Drug users who struggle with substance abuse spend a great deal of their time intoxicated or trying to get more drugs; this means that they often neglect oral care and hygiene because they don’t care or can’t afford dental care.
There are many ways in which each drug can, individually, cause damage to oral health.
Here are the most frequent ways that drug users can generally harm their teeth and mouth:
- Drugs (all of them) can cause dry mo, which means you make less saliva needed to clean teeth.
- Drugs that are stimulants such as cocaine, heroin, meth, and ecstasy can make people clench or grind their teeth. Grinding weakens your teeth and can even break them. It also can cause pain in the jaw.
- If there is a drug abuse case, mostly stronger ones like meth or heroin, people are less likely to take good care of their teeth or go to a dentist. That can lead to tooth decay quickly get worse little by little, day after day.
- Many drug users also smoke. And smoking can worsen the negative impact of using drugs.
- In addition to all this, drugs cause acid reflux, which also rots enamel and hurts soft tissue.
- Drugs can lead to the loss of blood flow to roots and gums.
This drug, also known as “meth,” is among the most harmful oral health substances. The adverse effects of methamphetamine are so intense that users can often be recognized by the “meth mouth,” from which the lateral teeth are severely decayed.
They may be worn in the gum area or darkened by deterioration. Both drug components and the user’s behavior are responsible for the fast development of dental problems.
Methamphetamine, made with highly acidic ingredients, softens tooth enamel and can remove it in a matter of weeks. The drug also increases anxiety levels, which can cause users to grind their teeth, increasing erosion.
Another effect of the drug on a physical level is that of an extremely dry mouth, promoting bacteria’s growth and increasing cavities. Finally, it is common for meth users not to brush or floss their teeth when high, and they are more likely to crave sweets.
This potent stimulant affects teeth and mouth tissues. And although it can generate additional damage depending on how the drug is used. It is highly acidic, so if cocaine comes in contact with teeth, it will break down the enamel.
Although many people put powdered cocaine in their mouths to be absorbed by the gums, crack cocaine smoked if the most common offender to teeth.
Rubbing the powdered presentation into teeth and gums also leads to mouth sores that can become infected later on.
Plus, snorting powdered cocaine can damage tissues in the upper palate, which may eventually create a hole between the mouth and the nose.
People that use heroin injecting it into their veins can expect damage such as the one produced by meth; that is rotten, broken, discolored, and missing teeth, as well as gum disease such as periodontal. Plus, this substance’s use makes people crave sugary food and beverages, leading to damaging teeth and roots.

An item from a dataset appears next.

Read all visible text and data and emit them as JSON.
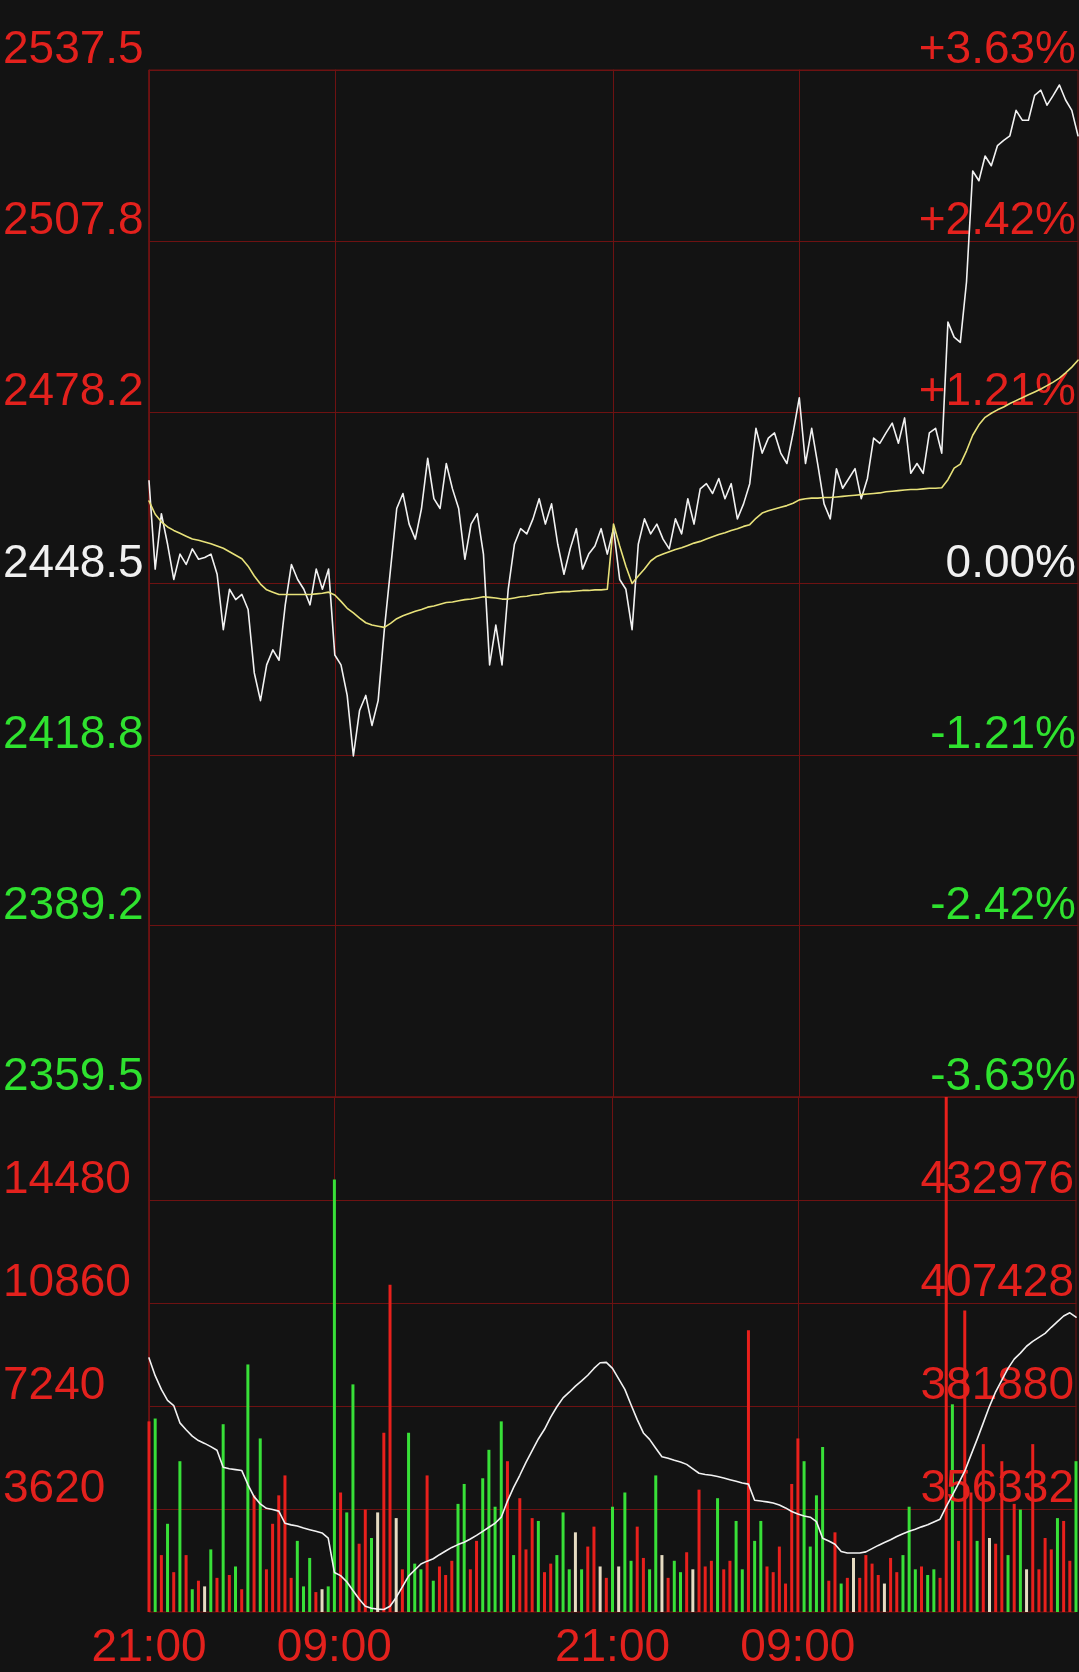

People who inject heroin into their veins put themselves at higher risk for many infections, causing oral fungus or viral infections that affect the mouth.
Since opioids also decrease pain, the associated loss of sensitivity could lead to ignoring the pain from cavities or gum disease.
Get Help Ending Addiction
Damage to oral health means missing teeth and periodontal disease. This could create even more significant problems such as those related to difficult to eat even after substance abuse has stopped.
Missing teeth can damage people’s self-esteem, which makes emotional recovery from addiction harder.
Getting guidance and support with detox and then entering a rehabilitation program can help people overcome dependence on harmful substances.
Rehabilitation sometimes centers on assist people in finding dental specialists who can address their oral health problems.